Another sore spot is the plan to increase what the state charges to collect and distribute sales tax revenues to local governments. The plan would raise the rate from three-quarters of a percent to 1.75 percent.
“Two-hundred-forty governments are going to see a 1 percent decrease in their revenues,” said Smith-Newby adding that the move even impacts the voter approved tax assessment to put more Metro police officers on the streets.
Walker said that assessment will cost Carson City $400,000, Douglas $380,000, Lyon $260,000 and Storey $50,000.
“They’re collecting more than it costs them to collect it,” said Nevada Association of Counties Director Jeff Fontaine.
Closing down 11 rural Mental Health Clinics around the state, said former NACO director Bob Hadfield, will seriously damage an already fragile rural medical services system. Walker said western Nevada will lose four of the seven rural clinics.
But the people served by those clinics will still need help, said Hadfield.
“The system is gone,” he said. “Every gain we made is now gone. This is absurd.”
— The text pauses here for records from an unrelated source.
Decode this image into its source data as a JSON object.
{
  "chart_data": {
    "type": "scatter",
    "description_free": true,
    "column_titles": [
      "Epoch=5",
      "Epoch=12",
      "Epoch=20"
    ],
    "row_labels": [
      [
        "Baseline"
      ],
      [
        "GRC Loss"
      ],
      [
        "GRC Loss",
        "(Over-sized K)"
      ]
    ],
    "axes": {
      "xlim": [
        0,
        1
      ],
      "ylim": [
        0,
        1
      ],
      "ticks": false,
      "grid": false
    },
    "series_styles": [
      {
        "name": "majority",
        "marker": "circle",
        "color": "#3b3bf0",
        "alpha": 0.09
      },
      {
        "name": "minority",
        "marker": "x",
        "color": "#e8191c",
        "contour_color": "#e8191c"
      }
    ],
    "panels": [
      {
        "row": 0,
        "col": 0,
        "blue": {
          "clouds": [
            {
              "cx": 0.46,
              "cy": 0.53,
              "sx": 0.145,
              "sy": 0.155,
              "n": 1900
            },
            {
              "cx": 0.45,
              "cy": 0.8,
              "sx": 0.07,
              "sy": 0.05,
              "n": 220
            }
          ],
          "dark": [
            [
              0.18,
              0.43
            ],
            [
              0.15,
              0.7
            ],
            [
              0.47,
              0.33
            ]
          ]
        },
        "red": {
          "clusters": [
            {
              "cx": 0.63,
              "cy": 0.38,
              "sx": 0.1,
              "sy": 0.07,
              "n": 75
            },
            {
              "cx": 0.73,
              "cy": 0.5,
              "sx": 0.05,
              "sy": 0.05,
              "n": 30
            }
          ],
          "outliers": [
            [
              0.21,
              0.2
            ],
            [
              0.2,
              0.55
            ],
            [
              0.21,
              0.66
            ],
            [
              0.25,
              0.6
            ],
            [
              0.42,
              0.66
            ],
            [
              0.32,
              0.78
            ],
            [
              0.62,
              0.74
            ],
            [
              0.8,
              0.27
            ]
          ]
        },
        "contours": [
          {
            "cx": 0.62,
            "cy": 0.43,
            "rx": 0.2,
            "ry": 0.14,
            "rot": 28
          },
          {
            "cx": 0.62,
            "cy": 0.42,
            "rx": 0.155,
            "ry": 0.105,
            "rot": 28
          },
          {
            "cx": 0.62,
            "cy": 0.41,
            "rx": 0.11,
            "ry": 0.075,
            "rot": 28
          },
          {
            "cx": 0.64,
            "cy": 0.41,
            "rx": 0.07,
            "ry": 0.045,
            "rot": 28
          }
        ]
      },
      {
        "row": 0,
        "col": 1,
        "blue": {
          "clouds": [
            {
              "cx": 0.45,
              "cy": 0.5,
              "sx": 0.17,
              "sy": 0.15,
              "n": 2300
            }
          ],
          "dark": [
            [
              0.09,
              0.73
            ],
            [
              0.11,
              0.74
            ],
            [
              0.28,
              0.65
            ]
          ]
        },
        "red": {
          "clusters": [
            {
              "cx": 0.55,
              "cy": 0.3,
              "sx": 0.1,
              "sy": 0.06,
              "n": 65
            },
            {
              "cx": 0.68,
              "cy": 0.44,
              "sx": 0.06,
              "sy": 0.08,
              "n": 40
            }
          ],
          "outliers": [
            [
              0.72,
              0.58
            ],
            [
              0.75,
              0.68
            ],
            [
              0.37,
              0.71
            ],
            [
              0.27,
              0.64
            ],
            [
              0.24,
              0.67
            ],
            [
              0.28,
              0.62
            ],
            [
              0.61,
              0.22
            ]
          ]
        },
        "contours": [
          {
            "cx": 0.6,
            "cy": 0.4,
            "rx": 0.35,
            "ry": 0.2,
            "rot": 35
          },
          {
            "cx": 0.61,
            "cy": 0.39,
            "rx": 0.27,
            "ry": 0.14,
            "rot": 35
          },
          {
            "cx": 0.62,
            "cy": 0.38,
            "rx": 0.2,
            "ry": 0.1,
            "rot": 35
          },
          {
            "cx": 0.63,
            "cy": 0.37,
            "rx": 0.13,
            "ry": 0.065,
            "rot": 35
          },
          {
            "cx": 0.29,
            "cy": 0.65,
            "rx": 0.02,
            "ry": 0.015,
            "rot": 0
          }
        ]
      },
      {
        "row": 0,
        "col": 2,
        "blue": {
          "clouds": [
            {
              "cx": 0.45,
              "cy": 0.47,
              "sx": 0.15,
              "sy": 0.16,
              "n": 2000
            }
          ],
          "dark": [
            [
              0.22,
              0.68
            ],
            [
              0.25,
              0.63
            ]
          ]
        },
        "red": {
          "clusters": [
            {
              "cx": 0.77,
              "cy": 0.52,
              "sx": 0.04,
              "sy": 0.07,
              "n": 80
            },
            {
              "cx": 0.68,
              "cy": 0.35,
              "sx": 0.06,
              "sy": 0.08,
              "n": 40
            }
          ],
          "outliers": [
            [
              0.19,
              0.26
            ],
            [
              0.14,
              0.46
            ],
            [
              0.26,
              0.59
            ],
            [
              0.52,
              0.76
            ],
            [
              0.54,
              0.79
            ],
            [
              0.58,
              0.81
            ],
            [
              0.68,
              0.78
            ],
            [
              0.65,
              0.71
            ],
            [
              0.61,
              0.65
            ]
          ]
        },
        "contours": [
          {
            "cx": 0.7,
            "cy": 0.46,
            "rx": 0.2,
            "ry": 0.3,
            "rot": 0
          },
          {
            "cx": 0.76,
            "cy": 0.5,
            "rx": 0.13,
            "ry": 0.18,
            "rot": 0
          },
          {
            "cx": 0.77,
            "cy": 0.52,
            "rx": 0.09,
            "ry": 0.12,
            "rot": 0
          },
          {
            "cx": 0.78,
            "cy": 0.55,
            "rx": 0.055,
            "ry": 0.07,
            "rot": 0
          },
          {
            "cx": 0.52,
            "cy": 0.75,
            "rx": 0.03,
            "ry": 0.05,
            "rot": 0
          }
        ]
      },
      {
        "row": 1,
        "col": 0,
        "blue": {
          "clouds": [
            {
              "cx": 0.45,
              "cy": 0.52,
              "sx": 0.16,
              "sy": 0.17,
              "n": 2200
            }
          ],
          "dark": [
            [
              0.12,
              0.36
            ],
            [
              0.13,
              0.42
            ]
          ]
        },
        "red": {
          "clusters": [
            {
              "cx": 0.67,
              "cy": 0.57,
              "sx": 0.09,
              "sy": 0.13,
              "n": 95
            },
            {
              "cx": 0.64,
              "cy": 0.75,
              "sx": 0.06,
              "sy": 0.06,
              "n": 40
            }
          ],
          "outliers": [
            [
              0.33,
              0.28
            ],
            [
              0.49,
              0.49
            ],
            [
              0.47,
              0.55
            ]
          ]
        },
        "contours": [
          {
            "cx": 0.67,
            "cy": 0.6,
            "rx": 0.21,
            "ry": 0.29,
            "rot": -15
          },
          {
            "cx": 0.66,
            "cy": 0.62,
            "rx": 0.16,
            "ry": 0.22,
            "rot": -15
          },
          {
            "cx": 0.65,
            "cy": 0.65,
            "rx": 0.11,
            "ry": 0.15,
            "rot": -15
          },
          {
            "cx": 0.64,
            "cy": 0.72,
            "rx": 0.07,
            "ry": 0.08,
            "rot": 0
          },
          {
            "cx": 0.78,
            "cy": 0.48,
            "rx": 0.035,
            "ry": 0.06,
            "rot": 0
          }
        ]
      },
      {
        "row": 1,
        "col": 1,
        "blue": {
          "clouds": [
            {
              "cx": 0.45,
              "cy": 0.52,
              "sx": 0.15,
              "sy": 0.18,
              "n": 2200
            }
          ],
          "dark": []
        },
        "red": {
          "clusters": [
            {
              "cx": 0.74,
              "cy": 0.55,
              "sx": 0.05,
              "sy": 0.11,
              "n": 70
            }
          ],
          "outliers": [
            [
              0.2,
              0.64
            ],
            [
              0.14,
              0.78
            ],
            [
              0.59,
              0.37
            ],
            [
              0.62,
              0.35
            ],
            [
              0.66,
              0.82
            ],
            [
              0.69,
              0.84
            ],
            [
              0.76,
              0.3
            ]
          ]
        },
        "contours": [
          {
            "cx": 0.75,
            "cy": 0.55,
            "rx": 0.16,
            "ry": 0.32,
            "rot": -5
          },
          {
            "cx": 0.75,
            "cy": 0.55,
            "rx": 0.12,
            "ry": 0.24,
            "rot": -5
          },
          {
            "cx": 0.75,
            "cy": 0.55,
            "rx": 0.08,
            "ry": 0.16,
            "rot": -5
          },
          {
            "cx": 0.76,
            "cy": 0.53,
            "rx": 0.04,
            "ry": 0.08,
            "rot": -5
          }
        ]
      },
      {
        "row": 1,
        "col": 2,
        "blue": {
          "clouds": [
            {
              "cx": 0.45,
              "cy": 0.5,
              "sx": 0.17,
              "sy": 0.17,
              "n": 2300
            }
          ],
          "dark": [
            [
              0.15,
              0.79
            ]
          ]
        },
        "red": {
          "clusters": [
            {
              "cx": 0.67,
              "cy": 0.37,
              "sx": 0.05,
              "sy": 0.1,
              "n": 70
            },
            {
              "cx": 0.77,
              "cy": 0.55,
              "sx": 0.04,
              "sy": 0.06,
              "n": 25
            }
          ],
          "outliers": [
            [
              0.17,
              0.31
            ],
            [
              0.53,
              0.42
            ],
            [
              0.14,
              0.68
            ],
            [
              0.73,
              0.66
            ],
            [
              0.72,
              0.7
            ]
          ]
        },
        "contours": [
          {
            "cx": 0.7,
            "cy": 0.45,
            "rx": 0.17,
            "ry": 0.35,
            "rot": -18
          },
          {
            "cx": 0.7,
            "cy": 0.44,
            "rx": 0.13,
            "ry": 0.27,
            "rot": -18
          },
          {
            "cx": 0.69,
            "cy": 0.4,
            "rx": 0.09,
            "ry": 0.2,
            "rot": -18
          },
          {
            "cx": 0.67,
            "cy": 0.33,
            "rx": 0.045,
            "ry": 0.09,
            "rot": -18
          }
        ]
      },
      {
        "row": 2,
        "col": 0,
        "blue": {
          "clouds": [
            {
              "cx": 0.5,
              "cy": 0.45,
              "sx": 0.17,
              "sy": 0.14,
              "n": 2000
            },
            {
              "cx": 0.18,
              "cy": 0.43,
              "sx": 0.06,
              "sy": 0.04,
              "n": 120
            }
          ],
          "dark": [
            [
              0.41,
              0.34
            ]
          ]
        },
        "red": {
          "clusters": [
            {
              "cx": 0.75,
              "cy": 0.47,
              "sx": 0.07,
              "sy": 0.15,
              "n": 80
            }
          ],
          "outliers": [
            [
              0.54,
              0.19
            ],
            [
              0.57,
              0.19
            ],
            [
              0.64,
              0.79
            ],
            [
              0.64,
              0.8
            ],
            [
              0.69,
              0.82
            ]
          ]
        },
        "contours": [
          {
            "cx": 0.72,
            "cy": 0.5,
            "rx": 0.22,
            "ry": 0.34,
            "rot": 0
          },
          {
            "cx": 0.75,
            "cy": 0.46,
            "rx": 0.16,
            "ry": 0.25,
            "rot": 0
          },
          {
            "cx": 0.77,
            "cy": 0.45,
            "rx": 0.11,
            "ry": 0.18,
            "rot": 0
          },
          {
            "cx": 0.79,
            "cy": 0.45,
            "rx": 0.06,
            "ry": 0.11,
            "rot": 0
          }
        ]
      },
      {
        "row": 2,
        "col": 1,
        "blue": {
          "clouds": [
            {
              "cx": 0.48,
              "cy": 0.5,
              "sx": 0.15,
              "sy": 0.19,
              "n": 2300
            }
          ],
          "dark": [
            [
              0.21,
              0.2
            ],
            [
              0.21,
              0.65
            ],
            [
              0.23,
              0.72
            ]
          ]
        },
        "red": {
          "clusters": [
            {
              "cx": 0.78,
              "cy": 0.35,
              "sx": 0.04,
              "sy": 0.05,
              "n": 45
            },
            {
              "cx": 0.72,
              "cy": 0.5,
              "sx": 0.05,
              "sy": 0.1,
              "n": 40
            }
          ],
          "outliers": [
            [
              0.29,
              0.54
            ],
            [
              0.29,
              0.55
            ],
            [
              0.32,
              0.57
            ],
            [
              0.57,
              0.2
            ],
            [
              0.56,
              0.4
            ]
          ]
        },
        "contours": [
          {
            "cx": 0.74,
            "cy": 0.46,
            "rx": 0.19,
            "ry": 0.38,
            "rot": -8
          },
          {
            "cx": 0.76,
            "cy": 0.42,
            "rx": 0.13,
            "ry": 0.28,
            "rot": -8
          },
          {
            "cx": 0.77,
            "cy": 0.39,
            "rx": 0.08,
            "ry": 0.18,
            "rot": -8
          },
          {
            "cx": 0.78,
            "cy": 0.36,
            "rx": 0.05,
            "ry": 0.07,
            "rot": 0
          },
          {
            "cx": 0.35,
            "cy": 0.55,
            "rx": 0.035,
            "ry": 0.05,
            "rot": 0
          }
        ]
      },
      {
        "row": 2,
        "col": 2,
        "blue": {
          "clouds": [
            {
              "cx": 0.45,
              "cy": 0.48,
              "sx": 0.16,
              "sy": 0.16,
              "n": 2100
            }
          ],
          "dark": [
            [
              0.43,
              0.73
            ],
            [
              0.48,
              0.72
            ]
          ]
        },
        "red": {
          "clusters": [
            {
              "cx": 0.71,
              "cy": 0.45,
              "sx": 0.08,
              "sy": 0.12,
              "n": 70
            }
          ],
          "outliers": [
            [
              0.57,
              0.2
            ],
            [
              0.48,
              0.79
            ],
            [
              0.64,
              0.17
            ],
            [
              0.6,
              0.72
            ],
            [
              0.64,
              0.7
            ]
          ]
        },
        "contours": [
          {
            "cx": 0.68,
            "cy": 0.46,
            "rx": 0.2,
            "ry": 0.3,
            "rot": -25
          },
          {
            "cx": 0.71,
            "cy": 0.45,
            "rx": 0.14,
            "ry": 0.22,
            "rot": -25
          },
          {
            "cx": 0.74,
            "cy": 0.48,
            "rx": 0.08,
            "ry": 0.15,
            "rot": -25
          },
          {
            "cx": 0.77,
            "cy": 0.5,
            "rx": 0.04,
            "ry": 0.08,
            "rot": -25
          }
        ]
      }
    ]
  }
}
Boland and Eastley said the planned closure of the Tonopah Honor Camp will have serious implications as well. They said that camp provides primary first response for wildland fires in central Nevada. With its closure, help will be at least three hours away.
“If there’s a fire, we’re gone,” said Boland.
Eastley said those inmates also provide a variety of other services in the area including road repairs.
Several of those interviewed charged that they are still finding places where they get hurt in the proposed budget. Selinder said one example is cutting the money that pays for physicals for volunteer firemen, forcing counties to pick up the cost. And Walker said it’s not clear if the $1 million taken from the POST police training budget will fall on local governments.
Fontaine said an additional problem for local governments is that they must build their budgets for the coming year before they know what the Legislature’s decision on all the proposals is. Preliminary budgets must be filed with the Department of Taxation in March and final budgets by May. The Legislature runs through the end of May.
He questioned how local governments can even plan their budgets.